The translated mutant protein generated by the mutations in this study would be the same exon 3 deleted DSPP without the conserved IPV motif at the N-terminus after cleavage of the signal peptide, which is essential for efficient trafficking to be secreted via the Golgi apparatus [33]. The protein trafficking problem caused by the defective IPV domain was shown to result in ER retention of the mutant protein [34,36]. Retention of the mutant DSPP in the ER can cause one or both of the following effects. The mutant protein itself would act dominant negatively to cause damage to the odontoblasts and (pre-)ameloblasts. On the other hand, the mutant protein retained would interact with wild-type DSPP or other matrix proteins via the calcium-binding repeat domain and reduce the secretion of matrix proteins. Usually, ER overload or misfolded proteins cause ER stresses and cellular pathosis, even to cell death. However, interestingly, it seems that the conventional ER stress pathway markers do not change with mutant DSPPs [37]. Do the mutant DSPPs not actually cause ER pathosis? Alternatively, is there an unknown pathway yet to be identified? Further studies are necessary to characterize disease-causing mechanisms involving cellular damages.
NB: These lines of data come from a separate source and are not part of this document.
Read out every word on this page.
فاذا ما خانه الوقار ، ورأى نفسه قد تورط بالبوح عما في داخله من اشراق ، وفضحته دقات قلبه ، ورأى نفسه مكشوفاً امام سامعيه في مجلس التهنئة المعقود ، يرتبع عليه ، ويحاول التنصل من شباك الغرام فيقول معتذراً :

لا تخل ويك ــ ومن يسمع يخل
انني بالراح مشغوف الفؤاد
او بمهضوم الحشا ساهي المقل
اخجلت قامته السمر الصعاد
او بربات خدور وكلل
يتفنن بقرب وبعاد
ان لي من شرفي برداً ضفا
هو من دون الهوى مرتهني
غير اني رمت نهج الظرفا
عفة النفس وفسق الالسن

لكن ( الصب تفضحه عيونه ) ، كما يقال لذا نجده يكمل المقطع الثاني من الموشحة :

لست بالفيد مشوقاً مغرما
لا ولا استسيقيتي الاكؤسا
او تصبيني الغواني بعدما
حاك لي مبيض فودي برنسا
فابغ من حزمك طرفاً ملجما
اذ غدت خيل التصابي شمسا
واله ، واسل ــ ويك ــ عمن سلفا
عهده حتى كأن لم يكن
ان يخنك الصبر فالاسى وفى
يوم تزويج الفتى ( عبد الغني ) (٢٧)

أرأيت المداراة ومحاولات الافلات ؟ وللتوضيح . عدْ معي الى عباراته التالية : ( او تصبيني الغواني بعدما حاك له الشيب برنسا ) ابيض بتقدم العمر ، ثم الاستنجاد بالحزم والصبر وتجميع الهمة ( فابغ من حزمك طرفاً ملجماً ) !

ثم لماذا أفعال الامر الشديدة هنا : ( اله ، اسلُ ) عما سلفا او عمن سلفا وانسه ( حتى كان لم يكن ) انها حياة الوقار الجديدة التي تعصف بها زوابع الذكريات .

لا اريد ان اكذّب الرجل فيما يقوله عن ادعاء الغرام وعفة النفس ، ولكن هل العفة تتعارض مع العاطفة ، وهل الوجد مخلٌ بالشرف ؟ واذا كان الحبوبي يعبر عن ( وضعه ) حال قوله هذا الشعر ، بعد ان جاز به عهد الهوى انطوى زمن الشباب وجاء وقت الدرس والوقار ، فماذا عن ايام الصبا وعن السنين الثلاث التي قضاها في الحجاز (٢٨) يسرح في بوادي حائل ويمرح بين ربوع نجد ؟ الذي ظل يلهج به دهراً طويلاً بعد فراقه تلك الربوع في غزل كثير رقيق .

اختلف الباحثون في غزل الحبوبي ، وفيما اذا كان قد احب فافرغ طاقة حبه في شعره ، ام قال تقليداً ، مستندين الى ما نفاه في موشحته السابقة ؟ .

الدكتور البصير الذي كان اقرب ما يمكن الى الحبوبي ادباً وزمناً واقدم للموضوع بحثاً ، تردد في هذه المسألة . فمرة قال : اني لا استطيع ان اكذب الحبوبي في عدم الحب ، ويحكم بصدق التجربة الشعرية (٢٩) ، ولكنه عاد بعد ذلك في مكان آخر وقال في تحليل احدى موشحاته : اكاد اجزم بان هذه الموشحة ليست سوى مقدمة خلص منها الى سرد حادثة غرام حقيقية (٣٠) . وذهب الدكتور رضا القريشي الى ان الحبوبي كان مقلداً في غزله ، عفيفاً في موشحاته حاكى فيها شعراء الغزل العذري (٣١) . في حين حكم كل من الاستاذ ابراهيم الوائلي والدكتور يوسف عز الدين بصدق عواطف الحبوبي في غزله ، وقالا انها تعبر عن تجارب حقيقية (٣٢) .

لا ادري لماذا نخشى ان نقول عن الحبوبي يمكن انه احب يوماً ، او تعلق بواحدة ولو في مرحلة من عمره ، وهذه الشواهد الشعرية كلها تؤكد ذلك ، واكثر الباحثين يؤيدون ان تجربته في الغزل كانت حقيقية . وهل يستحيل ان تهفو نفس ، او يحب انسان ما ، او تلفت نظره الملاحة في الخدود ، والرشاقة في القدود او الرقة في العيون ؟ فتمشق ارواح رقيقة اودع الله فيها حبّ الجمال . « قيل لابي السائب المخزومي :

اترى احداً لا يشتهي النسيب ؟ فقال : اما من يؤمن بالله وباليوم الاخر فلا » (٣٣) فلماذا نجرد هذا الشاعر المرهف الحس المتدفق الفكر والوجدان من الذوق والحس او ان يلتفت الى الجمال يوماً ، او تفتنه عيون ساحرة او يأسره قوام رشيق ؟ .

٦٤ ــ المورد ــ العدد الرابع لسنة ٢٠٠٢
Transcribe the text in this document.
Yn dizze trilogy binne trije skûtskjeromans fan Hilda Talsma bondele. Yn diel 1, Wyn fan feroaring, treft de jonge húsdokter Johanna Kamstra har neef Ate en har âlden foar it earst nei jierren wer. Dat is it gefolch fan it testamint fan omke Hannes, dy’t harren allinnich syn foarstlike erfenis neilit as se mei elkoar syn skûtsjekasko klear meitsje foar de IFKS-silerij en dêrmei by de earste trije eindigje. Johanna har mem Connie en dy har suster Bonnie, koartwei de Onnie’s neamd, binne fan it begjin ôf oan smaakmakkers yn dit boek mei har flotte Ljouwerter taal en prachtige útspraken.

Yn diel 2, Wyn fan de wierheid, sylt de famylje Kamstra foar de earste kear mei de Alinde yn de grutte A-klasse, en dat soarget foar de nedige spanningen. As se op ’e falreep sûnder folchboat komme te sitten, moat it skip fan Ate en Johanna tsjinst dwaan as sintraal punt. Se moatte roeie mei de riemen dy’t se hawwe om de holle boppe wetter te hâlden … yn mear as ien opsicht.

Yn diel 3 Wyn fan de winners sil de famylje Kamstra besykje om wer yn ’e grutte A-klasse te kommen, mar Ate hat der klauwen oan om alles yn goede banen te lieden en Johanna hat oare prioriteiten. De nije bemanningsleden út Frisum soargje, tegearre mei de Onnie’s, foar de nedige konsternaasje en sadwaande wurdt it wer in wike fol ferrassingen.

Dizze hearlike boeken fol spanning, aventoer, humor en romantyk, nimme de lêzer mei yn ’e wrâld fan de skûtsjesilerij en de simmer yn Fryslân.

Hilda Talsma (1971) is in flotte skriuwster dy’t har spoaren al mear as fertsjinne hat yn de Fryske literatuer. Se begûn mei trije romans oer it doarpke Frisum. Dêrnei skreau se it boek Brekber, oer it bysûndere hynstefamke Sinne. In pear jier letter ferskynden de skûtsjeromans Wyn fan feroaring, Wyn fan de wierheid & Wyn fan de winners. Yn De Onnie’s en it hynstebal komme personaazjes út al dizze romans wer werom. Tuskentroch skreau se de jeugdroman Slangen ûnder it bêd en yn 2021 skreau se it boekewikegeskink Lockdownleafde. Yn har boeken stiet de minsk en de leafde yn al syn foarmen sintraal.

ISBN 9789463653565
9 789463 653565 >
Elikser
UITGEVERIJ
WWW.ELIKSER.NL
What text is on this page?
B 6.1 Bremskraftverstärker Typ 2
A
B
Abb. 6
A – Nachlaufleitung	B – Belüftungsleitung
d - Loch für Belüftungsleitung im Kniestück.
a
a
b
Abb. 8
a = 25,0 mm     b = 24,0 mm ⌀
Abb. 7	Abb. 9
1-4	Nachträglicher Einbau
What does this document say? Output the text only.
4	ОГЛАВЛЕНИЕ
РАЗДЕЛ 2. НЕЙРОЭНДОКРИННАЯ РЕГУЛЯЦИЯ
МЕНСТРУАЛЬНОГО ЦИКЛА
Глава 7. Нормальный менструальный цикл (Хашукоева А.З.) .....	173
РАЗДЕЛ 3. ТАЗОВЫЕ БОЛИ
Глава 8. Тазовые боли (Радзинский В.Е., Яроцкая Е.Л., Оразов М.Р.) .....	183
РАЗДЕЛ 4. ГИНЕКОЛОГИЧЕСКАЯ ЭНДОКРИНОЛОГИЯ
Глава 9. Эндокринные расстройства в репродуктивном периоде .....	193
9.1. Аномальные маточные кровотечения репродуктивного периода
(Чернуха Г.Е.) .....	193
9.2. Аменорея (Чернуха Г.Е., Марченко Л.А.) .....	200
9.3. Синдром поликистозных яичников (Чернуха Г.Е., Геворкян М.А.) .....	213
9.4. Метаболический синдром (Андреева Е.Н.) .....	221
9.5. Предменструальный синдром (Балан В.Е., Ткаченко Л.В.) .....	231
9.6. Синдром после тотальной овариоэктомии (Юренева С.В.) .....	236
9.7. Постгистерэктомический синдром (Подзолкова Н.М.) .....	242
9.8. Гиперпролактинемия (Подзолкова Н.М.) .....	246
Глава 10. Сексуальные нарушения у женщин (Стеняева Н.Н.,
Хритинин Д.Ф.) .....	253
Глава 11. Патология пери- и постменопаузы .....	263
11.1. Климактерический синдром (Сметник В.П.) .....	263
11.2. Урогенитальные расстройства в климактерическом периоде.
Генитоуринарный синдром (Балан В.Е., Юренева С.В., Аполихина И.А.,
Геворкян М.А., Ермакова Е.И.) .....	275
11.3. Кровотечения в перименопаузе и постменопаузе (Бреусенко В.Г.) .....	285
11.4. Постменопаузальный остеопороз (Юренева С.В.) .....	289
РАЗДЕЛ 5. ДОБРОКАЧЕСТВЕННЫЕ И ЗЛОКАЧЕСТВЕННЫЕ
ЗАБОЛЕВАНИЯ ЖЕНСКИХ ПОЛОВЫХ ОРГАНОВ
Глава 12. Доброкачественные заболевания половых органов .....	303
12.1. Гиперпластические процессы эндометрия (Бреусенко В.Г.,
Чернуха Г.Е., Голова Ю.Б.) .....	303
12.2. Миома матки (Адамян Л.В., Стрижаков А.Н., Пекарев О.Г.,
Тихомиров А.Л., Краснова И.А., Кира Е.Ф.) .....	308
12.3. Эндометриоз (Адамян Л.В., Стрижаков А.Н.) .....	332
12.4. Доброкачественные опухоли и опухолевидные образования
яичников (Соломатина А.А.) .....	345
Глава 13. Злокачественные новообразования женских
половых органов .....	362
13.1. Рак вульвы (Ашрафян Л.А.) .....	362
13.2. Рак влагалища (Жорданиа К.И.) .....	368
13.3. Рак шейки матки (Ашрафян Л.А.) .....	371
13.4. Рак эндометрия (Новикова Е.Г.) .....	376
In addition to cellular pathosis, secreted mutant DSPPs also need to be considered even if the amount is reduced because it has been shown that the DSP and DPP have different functional roles [38,39] and they are cleaved in the matrix after secretion [40,41]. Therefore, according to the type and location of the mutations, cleaved DSP and DPP may have different impacts in the developing matrix. For example, if the mutation is in the DSP domain, the cleaved DPP may retain normal function even though the amount may be reduced. Likewise, if the mutation is in the DPP domain, as in one of the frameshift mutations, the DSP domain will retain its normal function, but the DPP domain, having a different length of the hydrophobic chain of the mutant protein, may drastically alter the developing dentin and its mineralization.

5. Conclusions

We identified three novel DSPP mutations in two Turkish families and one Caucasian family with clinical phenotypes varying from DD-II to DGI-III. All three mutations including a silent mutation altered the pre-mRNA splicing machinery and, interestingly, the amounts of translated exon 3 deletion transcript correlated with the severity of dentin defects. This study is not only expanding the mutational spectrum of hereditary dentin defects caused by DSPP mutations, but also improving our understanding of the molecular pathogenesis of the disorder. Since the disease mechanism of hereditary dentin defects is complex, as reported in the literature and this study, further functional studies with full genomic fragments instead of minigene assay and animal diseases models are necessary.